Reasons for the disparities—and the slowed progress
The researchers highlighted reasons for the continuing racial disparities in health coverage and access, as well as the country's slowed progress in narrowing the disparities.
Jesse Baumgartner, the study's lead author and a research associate at The Commonwealth Fund, said, "Despite the positive effect of Medicaid expansion on coverage and access inequities, almost half of black working-age adults are living in the 15 states that have still not implemented Medicaid expansion" and more than one-third of working-age Hispanic adults live in nonexpansion states. She said, "This means that the failure to expand Medicaid in the remaining 15 states has a larger negative impact on black and Hispanic communities."

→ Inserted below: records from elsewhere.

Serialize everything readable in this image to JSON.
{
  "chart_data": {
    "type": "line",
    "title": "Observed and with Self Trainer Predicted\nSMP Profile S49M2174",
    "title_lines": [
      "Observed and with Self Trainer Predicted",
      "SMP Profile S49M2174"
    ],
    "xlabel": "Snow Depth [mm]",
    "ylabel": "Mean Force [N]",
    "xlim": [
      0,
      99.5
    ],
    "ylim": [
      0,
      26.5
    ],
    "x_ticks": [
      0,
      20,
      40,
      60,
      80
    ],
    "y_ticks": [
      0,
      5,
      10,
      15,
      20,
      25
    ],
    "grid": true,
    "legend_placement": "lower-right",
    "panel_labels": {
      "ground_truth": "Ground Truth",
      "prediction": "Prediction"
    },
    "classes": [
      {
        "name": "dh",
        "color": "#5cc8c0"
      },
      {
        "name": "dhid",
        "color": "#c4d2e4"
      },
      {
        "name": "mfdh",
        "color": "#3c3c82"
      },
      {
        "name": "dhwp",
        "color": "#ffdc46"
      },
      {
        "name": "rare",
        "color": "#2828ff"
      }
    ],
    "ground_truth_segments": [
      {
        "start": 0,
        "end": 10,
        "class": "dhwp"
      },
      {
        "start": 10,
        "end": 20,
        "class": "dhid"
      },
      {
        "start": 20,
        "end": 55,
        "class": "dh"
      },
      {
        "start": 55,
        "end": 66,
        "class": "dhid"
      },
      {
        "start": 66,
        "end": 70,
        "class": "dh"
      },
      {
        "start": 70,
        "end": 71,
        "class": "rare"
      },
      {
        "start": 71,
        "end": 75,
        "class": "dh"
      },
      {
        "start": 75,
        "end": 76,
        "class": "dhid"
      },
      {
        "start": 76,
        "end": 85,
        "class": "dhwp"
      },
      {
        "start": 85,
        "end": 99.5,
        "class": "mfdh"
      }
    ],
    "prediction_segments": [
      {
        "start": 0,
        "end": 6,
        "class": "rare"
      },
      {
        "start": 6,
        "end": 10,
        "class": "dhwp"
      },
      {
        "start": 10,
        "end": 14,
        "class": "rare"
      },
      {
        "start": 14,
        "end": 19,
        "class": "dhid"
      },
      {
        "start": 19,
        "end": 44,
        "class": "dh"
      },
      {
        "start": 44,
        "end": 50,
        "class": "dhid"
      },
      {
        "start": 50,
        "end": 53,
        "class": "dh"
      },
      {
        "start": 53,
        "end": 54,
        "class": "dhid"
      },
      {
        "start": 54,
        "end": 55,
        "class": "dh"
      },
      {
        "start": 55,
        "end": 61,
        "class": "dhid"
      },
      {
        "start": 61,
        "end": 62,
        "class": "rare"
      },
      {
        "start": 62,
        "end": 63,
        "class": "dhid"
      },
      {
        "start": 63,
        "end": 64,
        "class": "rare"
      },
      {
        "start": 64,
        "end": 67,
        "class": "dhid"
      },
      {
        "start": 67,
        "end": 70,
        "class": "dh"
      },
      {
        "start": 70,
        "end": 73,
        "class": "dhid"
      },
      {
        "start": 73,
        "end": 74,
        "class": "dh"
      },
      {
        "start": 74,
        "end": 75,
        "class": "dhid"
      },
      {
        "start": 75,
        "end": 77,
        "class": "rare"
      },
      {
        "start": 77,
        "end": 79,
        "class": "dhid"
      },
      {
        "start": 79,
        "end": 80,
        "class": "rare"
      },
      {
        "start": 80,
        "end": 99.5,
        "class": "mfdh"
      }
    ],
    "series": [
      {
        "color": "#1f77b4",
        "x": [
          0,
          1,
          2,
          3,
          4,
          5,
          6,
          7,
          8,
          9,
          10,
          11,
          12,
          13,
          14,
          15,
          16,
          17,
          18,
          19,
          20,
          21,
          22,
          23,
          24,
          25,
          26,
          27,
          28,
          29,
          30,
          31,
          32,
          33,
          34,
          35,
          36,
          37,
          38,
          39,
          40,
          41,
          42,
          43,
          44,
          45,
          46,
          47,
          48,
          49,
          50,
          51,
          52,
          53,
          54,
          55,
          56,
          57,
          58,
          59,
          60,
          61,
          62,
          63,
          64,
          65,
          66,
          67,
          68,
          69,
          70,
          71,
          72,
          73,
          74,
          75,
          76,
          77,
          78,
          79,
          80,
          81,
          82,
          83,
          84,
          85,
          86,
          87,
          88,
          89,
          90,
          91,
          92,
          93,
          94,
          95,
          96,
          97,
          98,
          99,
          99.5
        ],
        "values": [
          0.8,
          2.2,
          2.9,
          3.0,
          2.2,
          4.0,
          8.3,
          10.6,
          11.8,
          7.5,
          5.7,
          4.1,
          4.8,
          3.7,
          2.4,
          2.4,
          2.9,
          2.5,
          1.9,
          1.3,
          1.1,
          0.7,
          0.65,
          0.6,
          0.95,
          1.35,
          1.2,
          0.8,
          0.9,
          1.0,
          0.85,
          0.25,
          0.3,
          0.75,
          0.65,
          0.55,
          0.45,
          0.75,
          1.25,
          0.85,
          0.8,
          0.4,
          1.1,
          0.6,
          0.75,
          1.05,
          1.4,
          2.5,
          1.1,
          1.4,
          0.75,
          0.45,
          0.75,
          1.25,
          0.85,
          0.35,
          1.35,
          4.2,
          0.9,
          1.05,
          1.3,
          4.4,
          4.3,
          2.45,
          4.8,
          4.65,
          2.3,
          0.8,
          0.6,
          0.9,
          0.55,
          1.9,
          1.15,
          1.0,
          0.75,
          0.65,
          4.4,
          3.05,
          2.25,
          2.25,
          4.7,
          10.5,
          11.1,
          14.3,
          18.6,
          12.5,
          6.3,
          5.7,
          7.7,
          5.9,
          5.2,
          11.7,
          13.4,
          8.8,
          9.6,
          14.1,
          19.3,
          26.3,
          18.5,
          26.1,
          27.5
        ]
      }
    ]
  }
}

The researchers partly attributed the lack of progress in narrowing the racial disparities since 2016 to Congressional inaction, saying federal lawmakers have not passed legislation to enhance the ACA. The researchers also cited Republican efforts to dismantle the health care law, such as zeroing out the individual mandate's tax penalty and loosening restrictions on non-ACA-compliant health plans, as reasons for the stalled progress (Baumgartner et al., Commonwealth Fund, 1/16; Commonwealth Fund release, 1/16; Owens, "Vitals," Axios, 1/16; Galvin, U.S. News & World Report, 1/16; Schumaker, ABC News, 1/16; Ross Johnson, Modern Healthcare, 1/16).